Quickly on the heel of the appealing Dvorak, we have the Woods’s first contribution to contemporary music, the 2015 One Eternal Round by Asplund. The two violins engage in minimalist, short-note values, which sound like instruments’ tuning up in diverse phrase lengths, harmonic impulses, and metrics for ten minutes. I found myself thinking of the word “Round” not so much for its musical association of quick imitation, but of the direction Dante’s sinners take in their descent into Inferno. Bartok, at least, found as a vehicle for two solo violins the intrinsic energies of his native Magyar tradition.  That said, while the composition didn’t connect with me, it was still masterfully executed—the violinists have demonstrated being absolutely top-flight.

We then detour to Mozart’s 1781 Sonata in B-flat Major, a work that marks the composer’s move from Salzburg to Vienna. After the piece by Asplund, the work comes as an Angel of Mercy: gentle, melodic, and infinitely charming, My old musical mentor, Dr. Phil Friedheim, used to posit a possible conversation between Mozart and our ambitious, contemporary composers, having Mozart ask, “Whose work do you think people will seek out in the future, yours or mine?”  In Mozart’s first movement, besides role-reversals for the two parts, the development section of the Allegro moderato has a poignant modulation into C Minor. The second movement has our performers’ respecting Mozart’s desire for a real operatic moment, Andantino sostenuto e cantabile. The Rondo enters with the piano, and then Mozart applies his own virtuosity in 16ths, triplets, and dance motifs in dotted rhythm. We might hear a horn call or two before this brilliant tour de force ends, barely remembering to bring back the main tune just before the final chords.
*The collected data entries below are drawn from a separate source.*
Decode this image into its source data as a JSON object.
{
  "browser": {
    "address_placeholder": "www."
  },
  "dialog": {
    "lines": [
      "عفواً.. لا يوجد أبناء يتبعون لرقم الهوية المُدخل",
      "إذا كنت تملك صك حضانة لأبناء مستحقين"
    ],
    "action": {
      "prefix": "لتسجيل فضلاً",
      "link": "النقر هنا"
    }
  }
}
The last piece, A Crust of Azure (2013) by Thornock, has the immediate benefit of his having learned from Bartok’s Duos for Two Violins, the first section Tremulous Whirl’s shimmering in Roma impulses. The middle movement sound like ersatz Ravel, the music’s offering the eponymous Refraction of Sky. The influence of Olivier Messaien enters into Lavender Shroud, an attempt at lyrical expression, alternately hazy and chorale laden. An ambitious three-movement work, A Crust of Azure is the result of a desire to provide a vehicle for Alex Woods. And the desire to extend the violin tradition is commendable. But the one ingredient for music that endures remains melody, and without it, the art form may have energy but little heart. The capacity to create melody seems to have passed to Broadway and Hollywood and away from Carnegie Hall. But perhaps I am incurably Old School.